Andrew Anglin
Daily Stormer
May 18, 2018
Tomorrow is the big day, Super Friends.
The bloodline that once conquered and ruled over global niggerdom as imperial masters will now mix itself with a genuine African tribesperson.
This, of course, will finally end racism forever and usher in a new age of something or other.
Fashion bloggers are fervently speculating as to whether or not the princess-to-be will walk down the aisle wearing a lip-plate.
Because of the drastic importance of this monumentally catastrophic event in human history, nigger-lovers from across the Enchanted Isles are lining up in the streets to greet the royal ginger and his pet baboon.
Let’s just hope they remember the traditional African wedding customs!
They wuz kangz.
And they shall be again.
The once and future kangz.
Royal fans committed to getting a good spot for the wedding on Saturday spent last night sleeping rough in Windsor after a tent ban meant they had to brave the elements.
Attendees were warned not to bring a tent, which did not stop some from setting up camp beds and tents on Wednesday night.
Many had nothing but a sleeping bag, roll mat or camping chair – but luckily for the well-wishers, it is not scheduled to rain before the event.
Some said it was a shame they are not allowed to bring tents due to security reasons.

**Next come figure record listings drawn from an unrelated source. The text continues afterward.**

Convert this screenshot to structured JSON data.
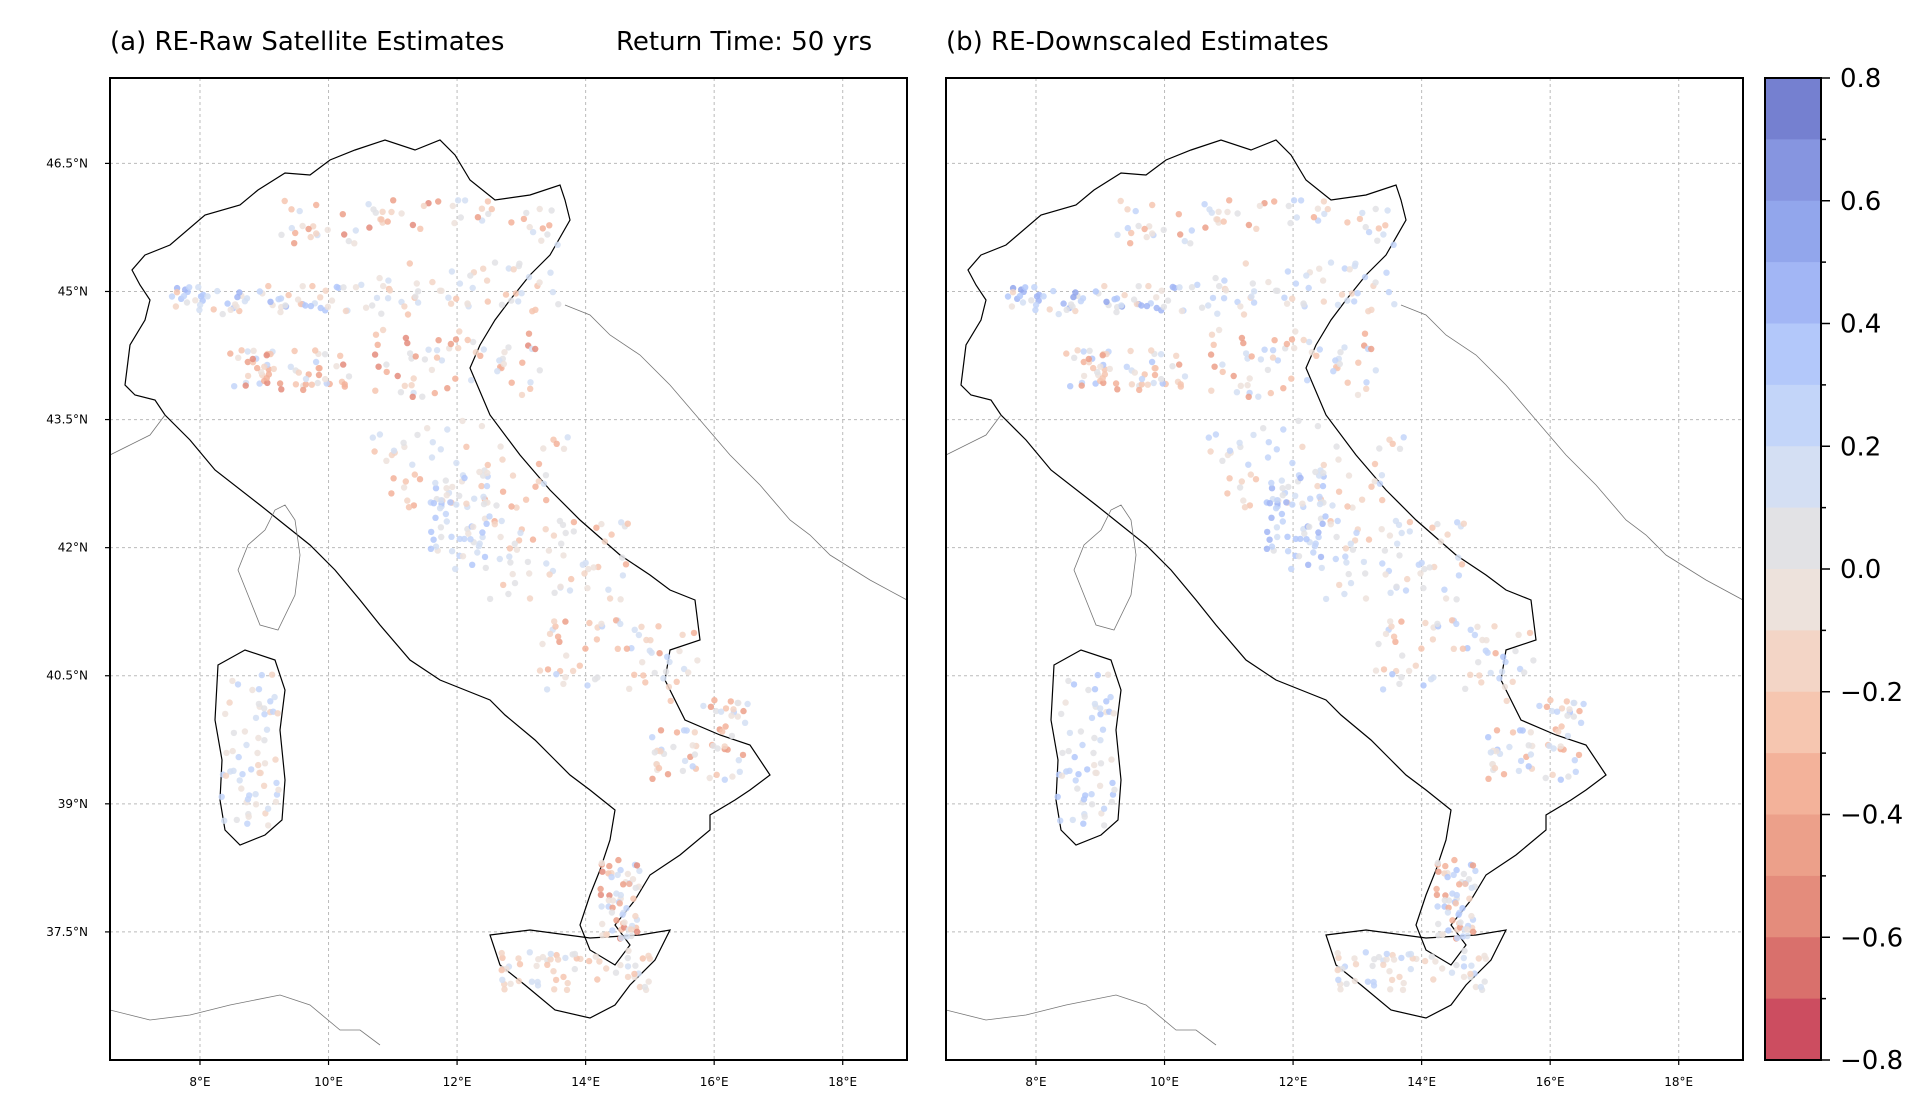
{
  "panel_a": {
    "title": "(a) RE-Raw Satellite Estimates",
    "subtitle": "Return Time: 50 yrs"
  },
  "panel_b": {
    "title": "(b) RE-Downscaled Estimates"
  },
  "map": {
    "lon_range": [
      6.6,
      19.0
    ],
    "lat_range": [
      36.0,
      47.5
    ],
    "lon_ticks": [
      8,
      10,
      12,
      14,
      16,
      18
    ],
    "lon_tick_labels": [
      "8°E",
      "10°E",
      "12°E",
      "14°E",
      "16°E",
      "18°E"
    ],
    "lat_ticks": [
      46.5,
      45,
      43.5,
      42,
      40.5,
      39,
      37.5
    ],
    "lat_tick_labels": [
      "46.5°N",
      "45°N",
      "43.5°N",
      "42°N",
      "40.5°N",
      "39°N",
      "37.5°N"
    ],
    "grid": true
  },
  "colorbar": {
    "min": -0.8,
    "max": 0.8,
    "ticks": [
      0.8,
      0.6,
      0.4,
      0.2,
      0.0,
      -0.2,
      -0.4,
      -0.6,
      -0.8
    ],
    "tick_labels": [
      "0.8",
      "0.6",
      "0.4",
      "0.2",
      "0.0",
      "−0.2",
      "−0.4",
      "−0.6",
      "−0.8"
    ],
    "colors_top_to_bottom": [
      "#7580d0",
      "#8695e0",
      "#92a6ec",
      "#a2b6f5",
      "#b3c8fa",
      "#c3d5f9",
      "#d4dff3",
      "#e2e2e5",
      "#ede2dc",
      "#f3d5c6",
      "#f6c6b0",
      "#f3b29a",
      "#eca08a",
      "#e48c7c",
      "#d9706c",
      "#cc4d60"
    ],
    "colormap": "coolwarm_r"
  }
}
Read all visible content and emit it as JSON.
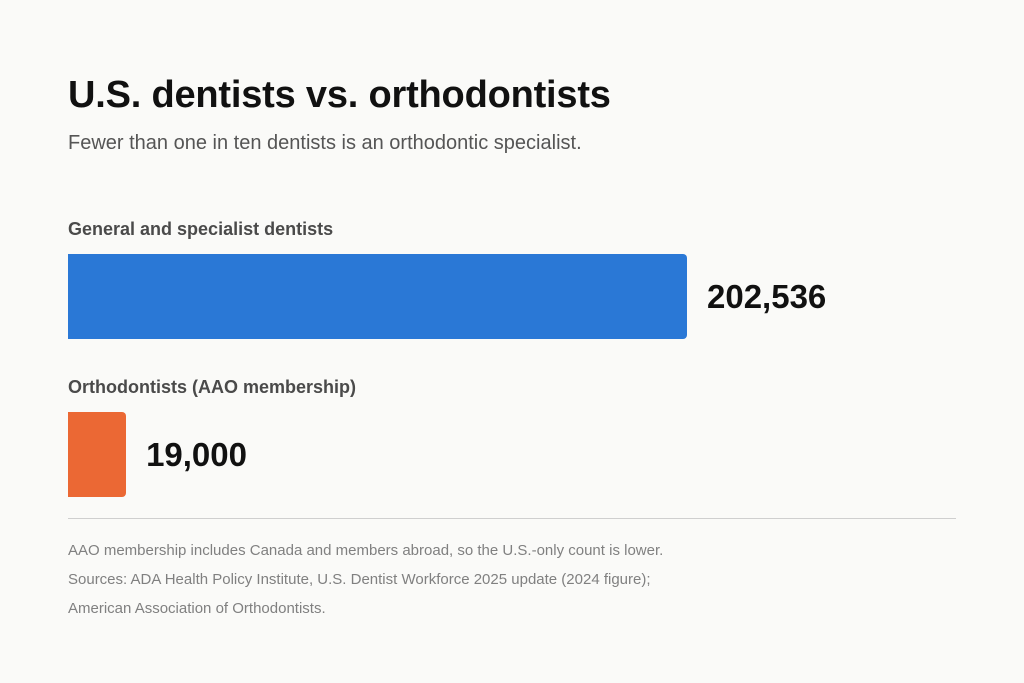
{
  "title": "U.S. dentists vs. orthodontists",
  "subtitle": "Fewer than one in ten dentists is an orthodontic specialist.",
  "chart_data": {
    "type": "bar",
    "orientation": "horizontal",
    "title": "U.S. dentists vs. orthodontists",
    "categories": [
      "General and specialist dentists",
      "Orthodontists (AAO membership)"
    ],
    "values": [
      202536,
      19000
    ],
    "value_labels": [
      "202,536",
      "19,000"
    ],
    "colors": [
      "#2a78d6",
      "#eb6834"
    ],
    "xlim": [
      0,
      202536
    ],
    "grid": false,
    "legend": "none"
  },
  "footnotes": {
    "note": "AAO membership includes Canada and members abroad, so the U.S.-only count is lower.",
    "sources_line1": "Sources: ADA Health Policy Institute, U.S. Dentist Workforce 2025 update (2024 figure);",
    "sources_line2": "American Association of Orthodontists."
  }
}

“We nearly froze to death last night,” said Bernadette Christie, a pensioner who arrived from Canada in plenty of time to get a spot outside the castle gates in order to watch Saturday’s spectacle.
“I was told by an officer I could not put my tent up. He didn’t explain why, but I guess it’s because it might get in the way. Perhaps they don’t want us to look like homeless people after all the fuss that was made about getting them off the streets.

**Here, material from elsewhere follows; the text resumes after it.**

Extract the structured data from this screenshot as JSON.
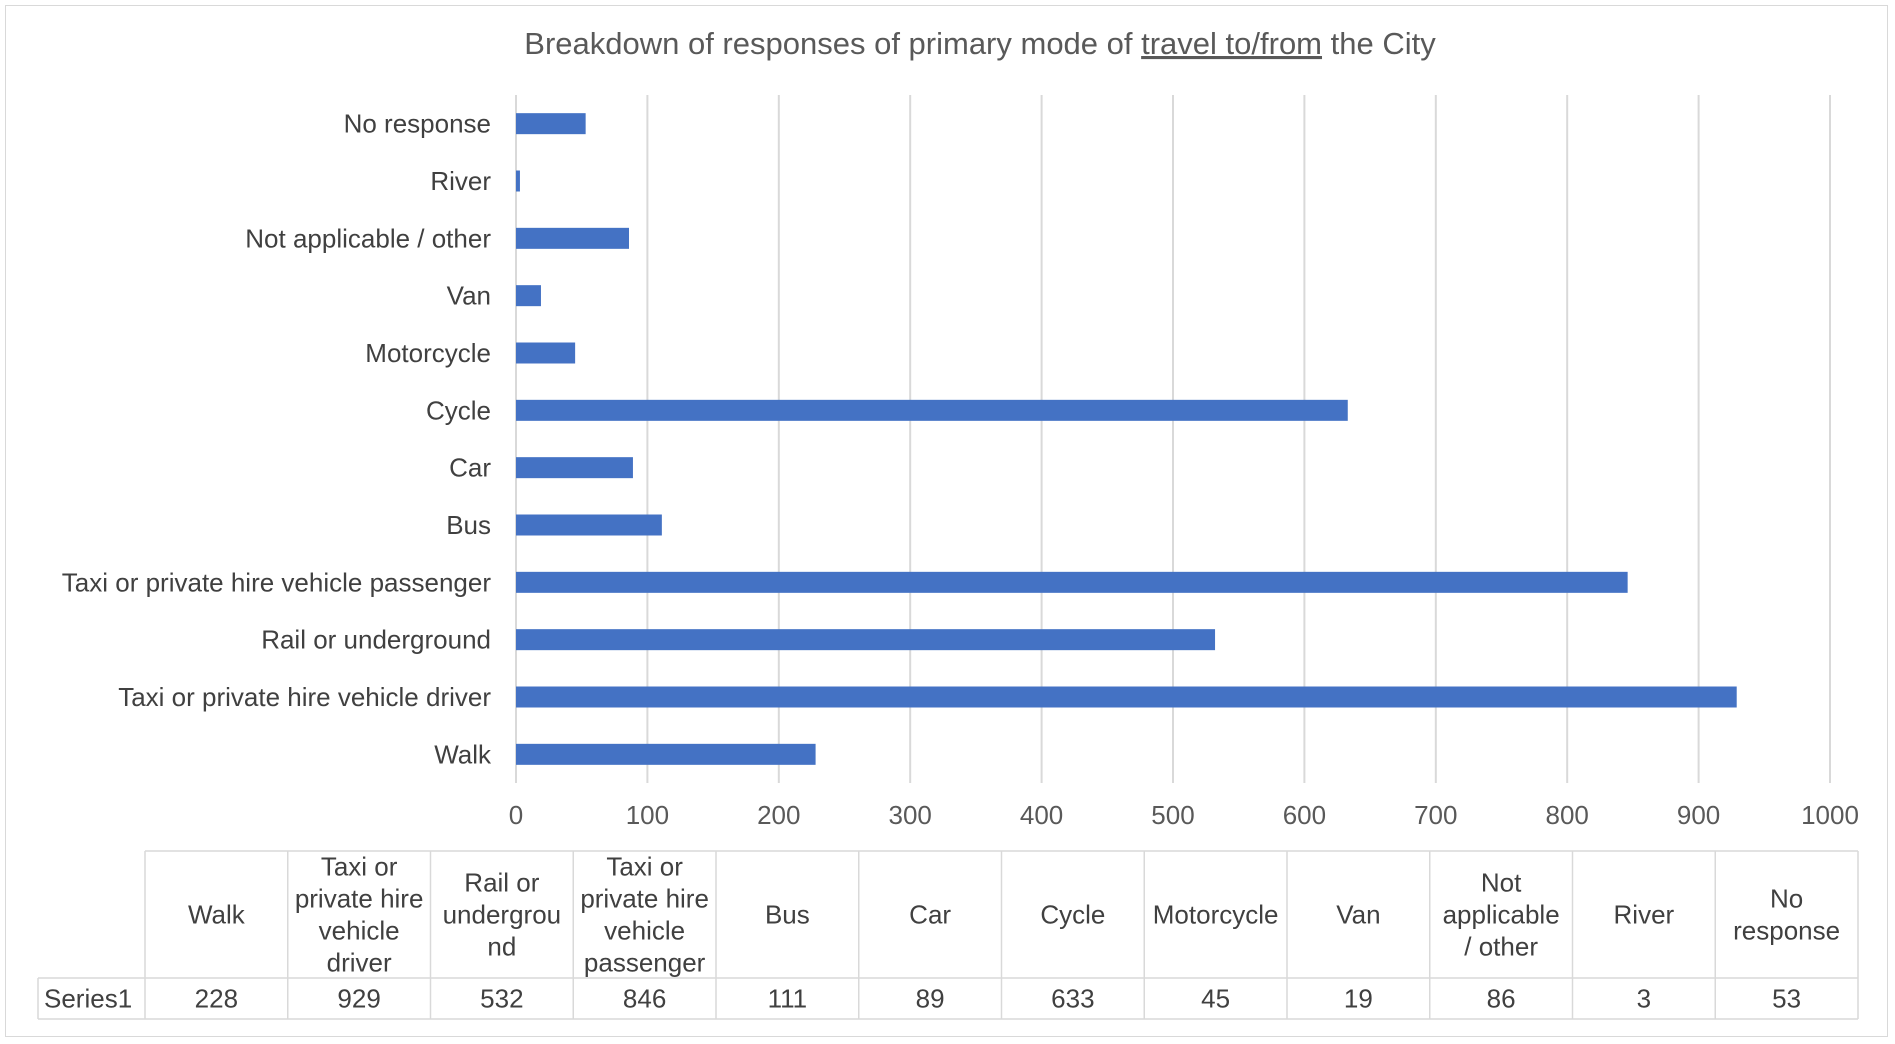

“I can’t see why we couldn’t be allowed and then just take them down first thing in the morning. What would be the harm in that?”
Dianne Donohue, 69, who came down from Leek, Staffordshire, with her daughter Emma, 41, said:
“We had to sleep under the stars and it was freezing. We weren’t too happy about it.”
BAH!
Spare me the trivialities of your meaningless lives, ladies.
You are being given the privilege of witnessing the dawn of a new age!
You think this wedding is happenstance? That the ginger prince simply has some weird fetish for middle-aged negresses?
No, my dear, fat, stupid old woman.
This is part of a much deeper solidification of ties between Britain and Africa… and soon, they will share their technology with us!
It won’t be long before you’re jetting about in an African-engineered rocket car, so shut your mouth about the tents, wench!
Of course, there is high security at the event – because you know how black weddings can get.
Or maybe they’re just afraid some of our other NEW DIVERSE FRIENDS AND COUNTRYMEN will try to bomb the fucking thing.
Anyway, blacks or Moslems – the presence of either or both requires heaps of rooftop snipers and military on the street in full camo.
Heaps, m8.
Plus river cops – on the prowl for the elusive Aquahaji.
Or maybe they’re just hunting gators – idk.
Snipers are on rooftops today with soldiers and armed police patrolling the streets below as a £30million ring of steel today surrounds Windsor Castle ahead of the royal wedding.
Police, the Army and undercover members of the security services are ready ‘do whatever is necessary’ to prevent any attack on Harry and Meghan’s big day, including shooting to kill.
The 2.6-mile route the couple will travel from St George’s Chapel to Windsor Castle is lined with sharpshooters on top of buildings and other vantage points. Specialist teams are also patrolling the Thames.
Police and soldiers carrying automatic weapons will also line the streets ready to fire if necessary and are already patrolling the roads, which have crash barriers used to stop vehicle-based terror attacks.
While paramilitary forces are shooting to kill all the people who apparently want to bomb this niggerfest…
Prince Harry has promised to sing “Shoot to Thrill” at the reception.
Meghan Markle is reportedly mad about this choice, saying “muffugguh wudda fug u fuggn betch fink, u no da betch caint twirk ta dem sheeeeeeet.”
She reportedly stabbed him twice over the disagreement, then drowned several infants before running up and down the streets naked holding nothing but a crack pipe.
Markle recently amused the queen by smoking crack in front of her and then throwing a dog out the window of the royal palace.
Tomorrow is bound to be a beautiful, vibrant event.
May the sun never set on the Wakandan Empire.